Martha Collins’ most recent book of poetry, Admit One: An American Scrapbook, was published by Pittsburgh this spring. She has also published seven earlier collections, including Day Unto Day, White Papers, and Blue Front, as well as four volumes of co-translated Vietnamese poetry. Collins has won numerous awards for her work, including an Anisfield-Wolf Award, a Laurence Goldstein Poetry Prize, and fellowships from the NEA, the Bunting Institute, the Witter Bynner Foundation, and the Siena Art Institute. Founder of the creative writing program at UMass-Boston, she served as Pauline Delaney Professor of Creative Writing at Oberlin College for ten years and is currently editor-at-large for Oberlin’s FIELD magazine.
Kevin Prufer is Professor of English and the University of Houston, and the author of several books of poetry, including Fallen from a Chariot (Carnegie Mellon, 2005), National Anthem (Four Way Books, 2008), In a Beautiful Country (Four Way Books, 2011), and Churches (Four Way Books, 2014). He has also edited numerous volumes, including New European Poets (Graywolf, 2008; w/Wayne Miller), New Young American Poets (Southern Illinois UP, 2000), and the forthcoming Into English (Graywolf, 2015; w/Martha Collins), and Literary Publishing in the 21st Century (Milkweed Editions, 2015; w/ Wayne Miller and Travis Kurokwsky). With Phong Nguyen and Wayne Miller, he curates the Unsung Masters Series, a book series devoted to bringing great out-of-print authors to new readers. He has received three Pushcart prizes, multiple Best American Poetry selections, and fellowships and awards from the Lannan Foundation, the National Endowment for the Arts, The Poetry Society of America, and the Academy of American Poets. At the University of Houston, he teaches courses in poetry writing and poetic forms.
May 1, 2017 (MONDAY): Motoyuki Shibata and J. Keith Vincent
In and Out of Japanese: A Dialogue
Motoyuki Shibata taught American literature and literary translation at the University of Tokyo until March, 2014. He translates contemporary American fiction, and among authors he has translated are Paul Auster, Steven Millhauser, Stuart Dybek, and Rebecca Brown. He is editor of the English-language literary journal Monkey Business, as well as of the Japanese-language journal Monkey.
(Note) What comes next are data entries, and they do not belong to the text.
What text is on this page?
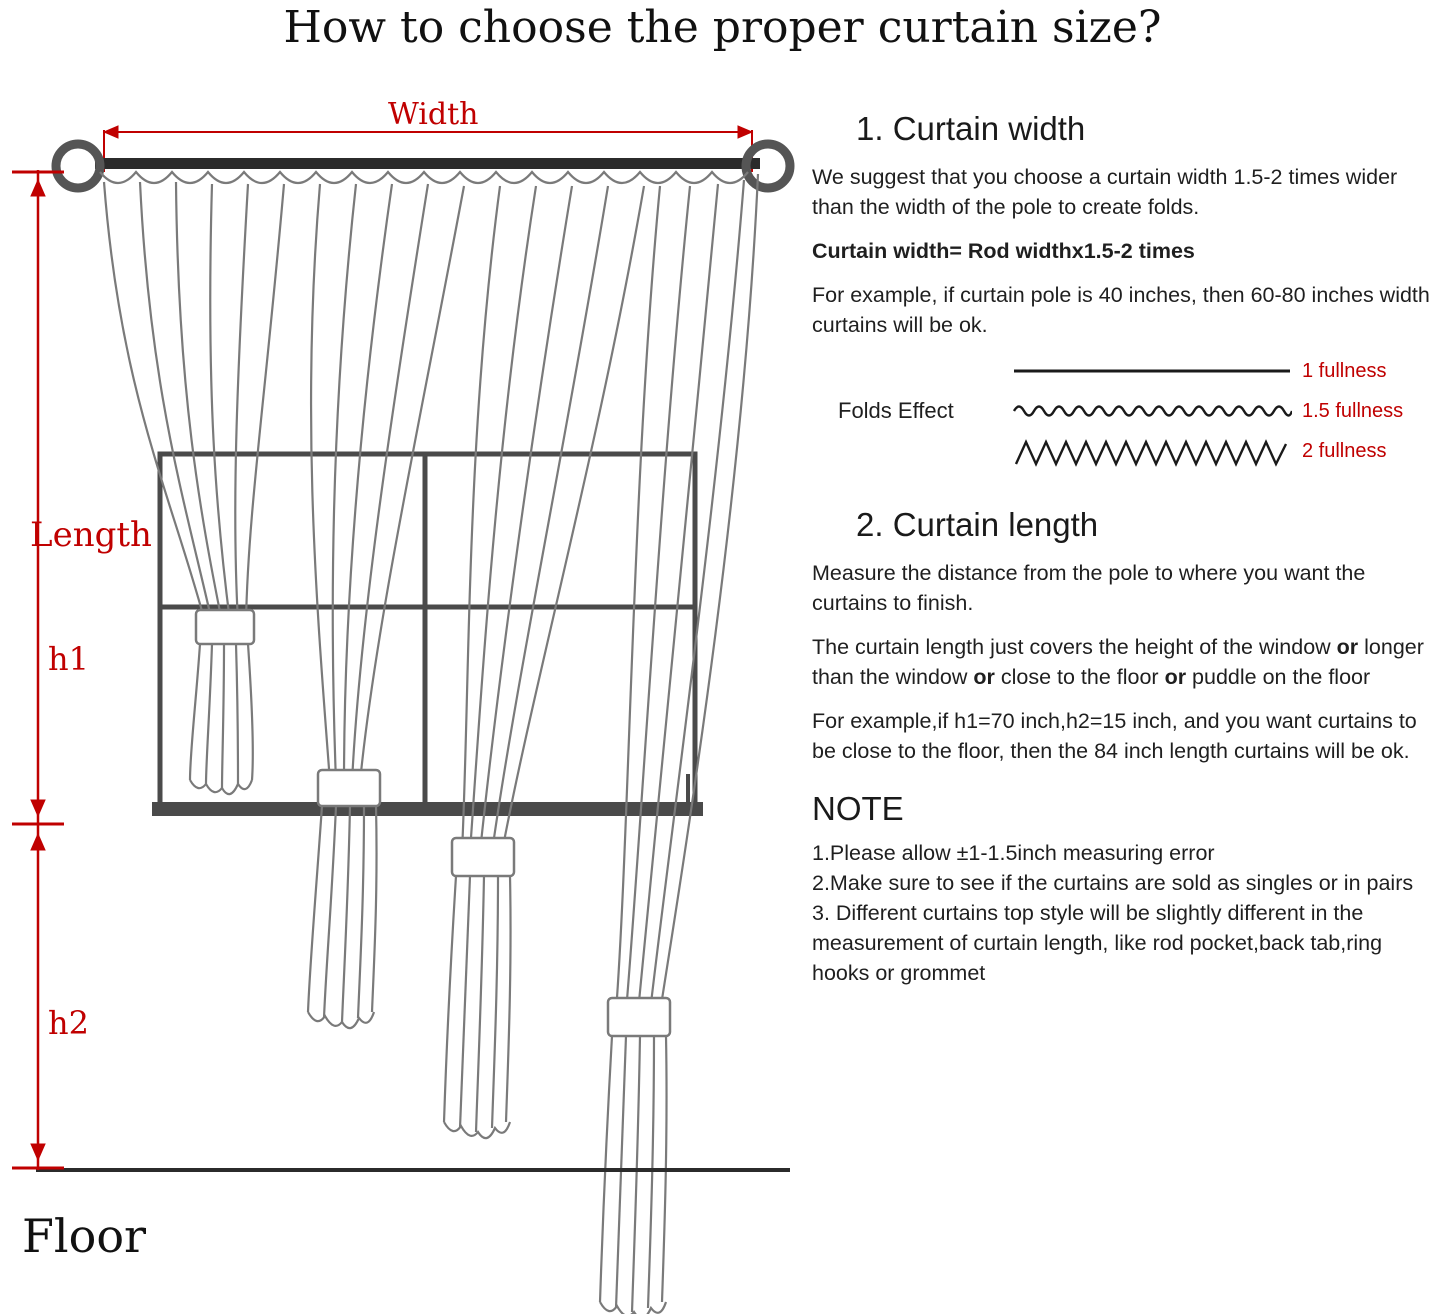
How to choose the proper curtain size?
Length
h1
h2
Floor
Width	1. Curtain width

We suggest that you choose a curtain width 1.5-2 times wider than the width of the pole to create folds.

Curtain width= Rod widthx1.5-2 times

For example, if curtain pole is 40 inches, then 60-80 inches width curtains will be ok.

Folds Effect
1 fullness
1.5 fullness
2 fullness
2. Curtain length

Measure the distance from the pole to where you want the curtains to finish.

The curtain length just covers the height of the window or longer than the window or close to the floor or puddle on the floor

For example,if h1=70 inch,h2=15 inch, and you want curtains to be close to the floor, then the 84 inch length curtains will be ok.

NOTE
1.Please allow ±1-1.5inch measuring error
2.Make sure to see if the curtains are sold as singles or in pairs
3. Different curtains top style will be slightly different in the measurement of curtain length, like rod pocket,back tab,ring hooks or grommet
J. Keith Vincent’s research focuses on modern Japanese literature, queer theory, translation, and the novel. He is the author of Two-Timing Modernity: Homosocial Narrative in Modern Japanese Fiction (Harvard Asia Center, 2012). Recent articles include “Queer Reading and Japanese Literature,” in the Routledge Handbook of Modern Japanese Literature (2016) and “Sex on the Mind: Queer Theory Meets Cognitive Theory,” in the Oxford Handbook of Cognitive Literary Studies (2015). Recent edited volumes include Sōseki Great and Small (Tai-shō no Sōseki), a “mini” special issue of the Japanese journal Bungaku (Nov-Dec, 2014), co-edited with Alan Tansman, and Honoring Eve, a Spring 2010 issue of Criticism co-edited with Erin Murphy, on the work of queer theorist Eve Kosofsky Sedgwick. His translation of Okamoto Kanoko’s A Riot of Goldfish (Hesperus Press, 2010) won the 2011 U.S. Japan Friendship Commission Prize for the Translation of Japanese Literature, and his translation of Tanizaki Jun’ichirō’s novella Devils in Daylight is forthcoming from New Directions. He is currently working on two edited volumes on Sōseki, in Japanese and English, and a book on haiku and the Japanese novel, with a focus on Masaoka Shiki and Natsume Sōseki.